Die geografische Nähe zu Schweden verführt viele dazu, kulturelle Unterschiede zu unterschätzen. Schweden ist ein modernes westliches Land, eine Demokratie, marktwirtschaftlich und verfügt über viele international erfolgreiche Unternehmen. Da kann es doch eigentlich nicht so viele Unterschiede geben. Aber doch, es kann: Sowohl deutsche als auch schwedische Unternehmen sind international erfolgreich, aber ihr Weg zum Erfolg ist unterschiedlich. Denn bedingt durch verschiedene Lebensbedingungen in Vergangenheit und Gegenwart unterscheiden sich Wertvorstellungen und Lösungsansätze in der Gesellschaft – und natürlich in den Unternehmen.

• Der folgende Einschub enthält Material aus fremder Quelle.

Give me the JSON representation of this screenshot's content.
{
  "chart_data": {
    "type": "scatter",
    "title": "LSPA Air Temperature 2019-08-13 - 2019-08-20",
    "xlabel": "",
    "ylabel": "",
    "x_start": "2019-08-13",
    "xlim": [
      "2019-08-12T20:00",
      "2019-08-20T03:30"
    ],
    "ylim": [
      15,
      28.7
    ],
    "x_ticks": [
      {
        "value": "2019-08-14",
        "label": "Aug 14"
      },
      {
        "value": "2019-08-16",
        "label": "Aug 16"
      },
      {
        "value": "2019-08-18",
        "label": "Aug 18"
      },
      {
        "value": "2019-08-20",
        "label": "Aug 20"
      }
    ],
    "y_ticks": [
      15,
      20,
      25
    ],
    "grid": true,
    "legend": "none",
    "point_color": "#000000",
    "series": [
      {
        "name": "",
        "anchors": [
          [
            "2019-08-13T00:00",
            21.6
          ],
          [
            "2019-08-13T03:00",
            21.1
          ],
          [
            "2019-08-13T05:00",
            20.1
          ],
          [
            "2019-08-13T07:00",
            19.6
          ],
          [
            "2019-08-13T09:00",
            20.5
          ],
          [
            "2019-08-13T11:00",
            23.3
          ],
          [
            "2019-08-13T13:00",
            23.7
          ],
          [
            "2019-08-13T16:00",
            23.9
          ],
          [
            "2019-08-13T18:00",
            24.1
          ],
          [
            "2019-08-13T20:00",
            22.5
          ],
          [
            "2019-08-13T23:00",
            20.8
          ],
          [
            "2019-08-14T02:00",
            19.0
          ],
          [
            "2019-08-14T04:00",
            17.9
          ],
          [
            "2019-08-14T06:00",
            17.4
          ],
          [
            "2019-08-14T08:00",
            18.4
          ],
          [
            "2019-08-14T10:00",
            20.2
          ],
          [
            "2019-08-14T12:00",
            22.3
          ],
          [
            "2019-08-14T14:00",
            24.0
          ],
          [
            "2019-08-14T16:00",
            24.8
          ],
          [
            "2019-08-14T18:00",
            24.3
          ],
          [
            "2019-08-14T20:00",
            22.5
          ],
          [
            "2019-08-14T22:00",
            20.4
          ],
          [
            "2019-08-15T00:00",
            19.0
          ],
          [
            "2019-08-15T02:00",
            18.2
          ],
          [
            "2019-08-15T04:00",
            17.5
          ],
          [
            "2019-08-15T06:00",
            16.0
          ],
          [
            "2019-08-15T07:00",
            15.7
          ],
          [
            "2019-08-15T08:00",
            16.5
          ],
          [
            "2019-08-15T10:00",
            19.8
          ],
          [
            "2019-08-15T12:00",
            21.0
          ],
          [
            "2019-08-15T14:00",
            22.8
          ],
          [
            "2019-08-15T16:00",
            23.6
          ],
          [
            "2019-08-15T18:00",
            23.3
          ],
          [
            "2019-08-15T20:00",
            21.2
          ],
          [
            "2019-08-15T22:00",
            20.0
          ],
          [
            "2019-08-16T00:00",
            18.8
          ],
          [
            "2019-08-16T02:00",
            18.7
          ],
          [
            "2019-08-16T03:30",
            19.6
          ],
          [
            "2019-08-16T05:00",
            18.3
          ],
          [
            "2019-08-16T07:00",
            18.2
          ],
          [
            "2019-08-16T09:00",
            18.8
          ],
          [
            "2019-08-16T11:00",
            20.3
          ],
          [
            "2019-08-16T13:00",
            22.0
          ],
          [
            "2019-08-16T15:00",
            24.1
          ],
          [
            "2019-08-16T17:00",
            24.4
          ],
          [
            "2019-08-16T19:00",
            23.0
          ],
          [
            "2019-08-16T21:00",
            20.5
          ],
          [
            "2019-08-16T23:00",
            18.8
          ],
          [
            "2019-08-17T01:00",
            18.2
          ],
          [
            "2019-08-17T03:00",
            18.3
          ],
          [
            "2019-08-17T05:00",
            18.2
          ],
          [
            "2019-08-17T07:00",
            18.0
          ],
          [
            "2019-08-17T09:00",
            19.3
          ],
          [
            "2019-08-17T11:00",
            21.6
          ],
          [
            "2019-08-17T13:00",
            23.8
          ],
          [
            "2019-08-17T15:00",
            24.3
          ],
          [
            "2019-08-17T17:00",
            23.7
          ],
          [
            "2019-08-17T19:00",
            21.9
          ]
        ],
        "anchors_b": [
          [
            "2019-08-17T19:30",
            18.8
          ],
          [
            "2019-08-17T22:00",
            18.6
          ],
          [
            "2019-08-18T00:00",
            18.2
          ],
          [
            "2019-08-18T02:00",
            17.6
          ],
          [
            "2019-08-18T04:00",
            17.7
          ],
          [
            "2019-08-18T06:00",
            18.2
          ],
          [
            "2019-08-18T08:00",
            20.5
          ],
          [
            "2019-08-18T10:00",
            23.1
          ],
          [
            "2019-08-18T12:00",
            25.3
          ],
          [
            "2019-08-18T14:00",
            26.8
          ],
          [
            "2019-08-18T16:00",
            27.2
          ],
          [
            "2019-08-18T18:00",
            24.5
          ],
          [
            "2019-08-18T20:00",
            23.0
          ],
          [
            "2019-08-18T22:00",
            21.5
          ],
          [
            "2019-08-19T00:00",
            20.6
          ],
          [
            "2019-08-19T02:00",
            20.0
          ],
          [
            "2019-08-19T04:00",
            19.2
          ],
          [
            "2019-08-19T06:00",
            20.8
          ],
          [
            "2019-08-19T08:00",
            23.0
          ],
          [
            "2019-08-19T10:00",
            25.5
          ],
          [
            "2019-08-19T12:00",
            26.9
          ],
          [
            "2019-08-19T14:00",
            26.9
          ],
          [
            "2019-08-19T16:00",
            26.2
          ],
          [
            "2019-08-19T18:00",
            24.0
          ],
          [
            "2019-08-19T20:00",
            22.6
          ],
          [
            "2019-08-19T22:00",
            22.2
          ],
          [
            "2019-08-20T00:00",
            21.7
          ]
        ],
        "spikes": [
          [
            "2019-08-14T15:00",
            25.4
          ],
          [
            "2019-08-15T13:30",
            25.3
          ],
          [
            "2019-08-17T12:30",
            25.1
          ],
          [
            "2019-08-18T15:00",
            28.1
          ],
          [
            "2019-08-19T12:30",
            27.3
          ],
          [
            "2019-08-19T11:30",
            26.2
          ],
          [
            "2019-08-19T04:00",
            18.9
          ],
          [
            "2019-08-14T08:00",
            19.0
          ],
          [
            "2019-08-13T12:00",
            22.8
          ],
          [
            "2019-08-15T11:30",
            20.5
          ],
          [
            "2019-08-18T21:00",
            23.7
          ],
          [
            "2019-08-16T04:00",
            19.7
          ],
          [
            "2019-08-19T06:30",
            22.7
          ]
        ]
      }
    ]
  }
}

Andere Werte, andere Verhaltensweisen

Deutsche lernen zum Beispiel Werte wie Pünktlichkeit, Ordnung, Sauberkeit, Disziplin und Pflichtbewusstsein. Wir lernen einen höflichen Umgang und feste gesellschaftliche Normen, lernen uns zu behaupten und uns trotz harter Konkurrenz durchzusetzen. Ob Schule, berufliche Ausbildung, die deutsche Geschäftskultur oder die Gesellschaft insgesamt – überall gilt: der Beste gewinnt. Deutschland ist tendenziell eliteorientiert. Als Schutzmechanismus gegen diesen starken Leistungsdruck vermeiden Deutsche gerne Unsicherheit, etwa indem sie bis ins Detail planen und organisieren – dabei häufig den unternehmerischen Hierarchien folgend – alles schriftlich oder vertraglich fixieren.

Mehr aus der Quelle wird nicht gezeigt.